Lance Brooks, an American discus thrower, worked as a bouncer and bartender and what's known as a barbacker restocking the cooler and taking out the trash when he moved to Denver five years ago and started to train.
He also worked Colorado Rockies baseball games, coached at a local high school, worked at an oil-change service and did construction all before his coach told him to cut out some of the jobs or lose his trainer.
Kai Jahnssan, a pistol shooter, serves in Finland's Coast Guard Air Flight Patrol as a helicopter rescue swimmer. Another marksman has a job more suited to his Olympic discipline: Italy's Luca Tesconi, who won the silver in 10-meter air pistol, is a police officer in Tuscany.
Mark Adams, a spokesman for the International Olympic Committee, said the IOC distributes more than 90 percent of its revenue from TV rights and sponsorship deals to national Olympic committees, in part to ease the burden on athletes.
The IOC has its own program, Solidarity, that provides training, equipment and travel money for particularly needy athletes.
"We have a responsibility to balance an elite games with sport for all," Adams said. "We try to make it as level a playing field as possible."
That is more possible when national Olympic committees and sport federations receive government money.
When they don't, or when there isn't enough money to go around, athletes have little choice but to go it alone eking out a living and scrambling for sponsorship deals when they can get them.
That includes the United States.

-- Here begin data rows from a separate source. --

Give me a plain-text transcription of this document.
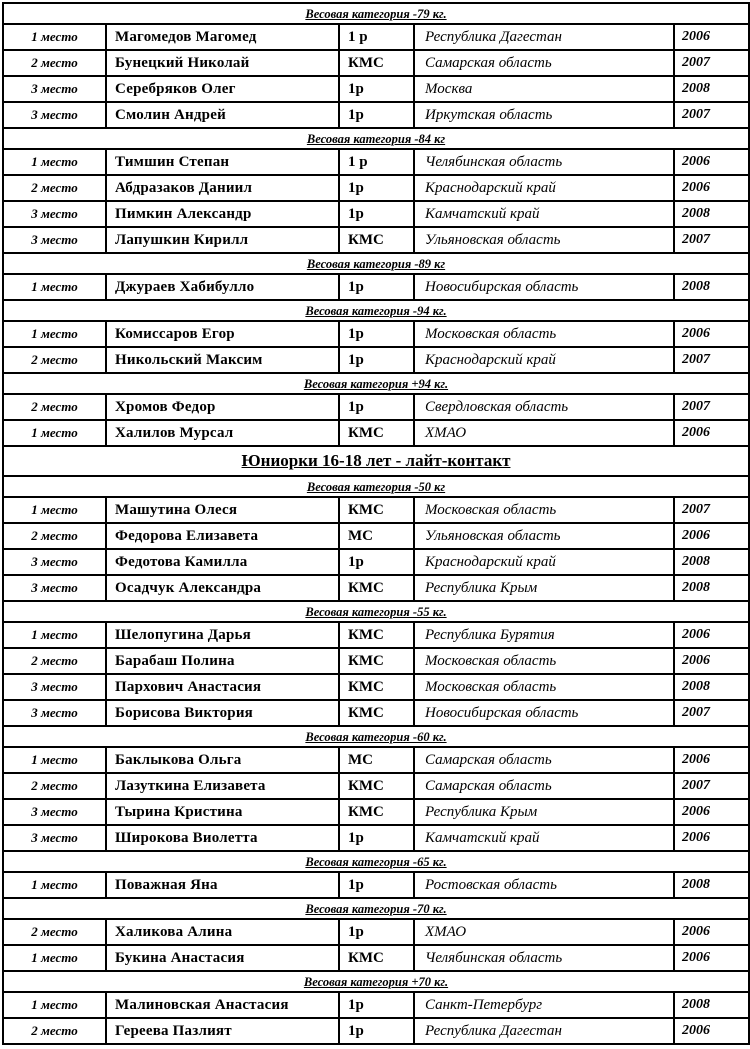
Весовая категория -79 кг.				
1 место	Магомедов Магомед	1 р	Республика Дагестан	2006
2 место	Бунецкий Николай	КМС	Самарская область	2007
3 место	Серебряков Олег	1р	Москва	2008
3 место	Смолин Андрей	1р	Иркутская область	2007
Весовая категория -84 кг				
1 место	Тимшин Степан	1 р	Челябинская область	2006
2 место	Абдразаков Даниил	1р	Краснодарский край	2006
3 место	Пимкин Александр	1р	Камчатский край	2008
3 место	Лапушкин Кирилл	КМС	Ульяновская область	2007
Весовая категория -89 кг				
1 место	Джураев Хабибулло	1р	Новосибирская область	2008
Весовая категория -94 кг.				
1 место	Комиссаров Егор	1р	Московская область	2006
2 место	Никольский Максим	1р	Краснодарский край	2007
Весовая категория +94 кг.				
2 место	Хромов Федор	1р	Свердловская область	2007
1 место	Халилов Мурсал	КМС	ХМАО	2006
Юниорки 16-18 лет - лайт-контакт				
Весовая категория -50 кг				
1 место	Машутина Олеся	КМС	Московская область	2007
2 место	Федорова Елизавета	МС	Ульяновская область	2006
3 место	Федотова Камилла	1р	Краснодарский край	2008
3 место	Осадчук Александра	КМС	Республика Крым	2008
Весовая категория -55 кг.				
1 место	Шелопугина Дарья	КМС	Республика Бурятия	2006
2 место	Барабаш Полина	КМС	Московская область	2006
3 место	Пархович Анастасия	КМС	Московская область	2008
3 место	Борисова Виктория	КМС	Новосибирская область	2007
Весовая категория -60 кг.				
1 место	Баклыкова Ольга	МС	Самарская область	2006
2 место	Лазуткина Елизавета	КМС	Самарская область	2007
3 место	Тырина Кристина	КМС	Республика Крым	2006
3 место	Широкова Виолетта	1р	Камчатский край	2006
Весовая категория -65 кг.				
1 место	Поважная Яна	1р	Ростовская область	2008
Весовая категория -70 кг.				
2 место	Халикова Алина	1р	ХМАО	2006
1 место	Букина Анастасия	КМС	Челябинская область	2006
Весовая категория +70 кг.				
1 место	Малиновская Анастасия	1р	Санкт-Петербург	2008
2 место	Гереева Пазлият	1р	Республика Дагестан	2006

The U.S. Olympic Committee is a nonprofit that gets no help from the federal government.
Nick Symmonds, a four-time U.S. outdoor track champion in the 800-meter, auctioned a spot on his shoulder on eBay for $11,100 for a temporary tattoo with the name of the highest bidder.

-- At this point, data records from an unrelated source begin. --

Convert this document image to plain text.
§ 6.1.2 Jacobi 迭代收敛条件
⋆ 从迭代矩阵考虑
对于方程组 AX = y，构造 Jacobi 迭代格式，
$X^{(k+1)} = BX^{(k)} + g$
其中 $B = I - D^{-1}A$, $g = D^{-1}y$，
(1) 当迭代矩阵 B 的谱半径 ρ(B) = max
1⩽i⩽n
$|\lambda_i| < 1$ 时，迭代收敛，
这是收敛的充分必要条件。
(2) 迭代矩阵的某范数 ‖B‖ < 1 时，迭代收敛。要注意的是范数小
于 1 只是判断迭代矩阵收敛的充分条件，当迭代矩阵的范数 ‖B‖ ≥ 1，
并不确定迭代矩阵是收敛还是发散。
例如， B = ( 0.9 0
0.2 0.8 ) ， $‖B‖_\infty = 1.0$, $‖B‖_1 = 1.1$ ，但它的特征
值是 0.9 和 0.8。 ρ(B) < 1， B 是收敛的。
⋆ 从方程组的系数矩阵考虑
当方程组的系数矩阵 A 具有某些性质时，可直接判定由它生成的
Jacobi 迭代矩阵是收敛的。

Hanson Dodge Creative, a marketing firm that focuses on "active lifestyle" consumers, made the winning bid, but Symmonds had to cover the shoulder because of IOC rules preventing athletes from hawking their brands during the Olympics.
Wendy Houvenaghel is a dentist in Northern Ireland when she's not riding for Britain in track cycling's team pursuit. While she wasn't practicing dentistry in the run-up to London, she had to take continuing education courses to keep her license valid, and plans to pick up the profession full-time once the Olympics, and her cycling career, are over.
"It's something I feel is important, looking beyond the Olympic Games," she said.
It's also a profession that comes in handy when the team is on the road and teammates develop what she delicately calls "wisdom tooth situations."
Japanese equestrian rider Kenki Sato has one of the more unusual full-time jobs: He's a monk at his family's Buddhist temple near Nagano, the site of the 1998 Winter Games. Sato acknowledged he was probably the only Olympian with such a profession, but said the discipline of his day job he sometimes spends 19 hours a day sitting and meditating helps him while he's riding.
"Before the competition starts, I concentrate," he said. "I'm behaving more like a monk," he said.
U.S. swimmer Tyler Clary went back to work as soon as he won a gold medal and set an Olympic record in the 200-meter backstroke. He's an accomplished DJ, and headlined at a London club called Chinawhite last weekend though he said the gig wasn't so much work as "part of the celebration."
But of all the extracurricular jobs among the 2012 crop of Olympians, perhaps Logan Campbell's raised the most eyebrows. The New Zealand taekwondo fighter opened a high-end brothel in 2009 in Auckland to finance his training and travel schedule ahead of the Olympics, so his family wouldn't have to bear the burden. Prostitution is legal in New Zealand.
"At the time, taekwondo wasn't getting any funding at all," Campbell said earlier this year. "So it was pretty much to get good at the sport, you had to get international competition, and there wasn't any funding for us."
Campbell, who competes Thursday, sold the brothel in 2010 after he was criticized by Taekwondo New Zealand and the national Olympic committee and, more importantly, after sponsors started funding the sport.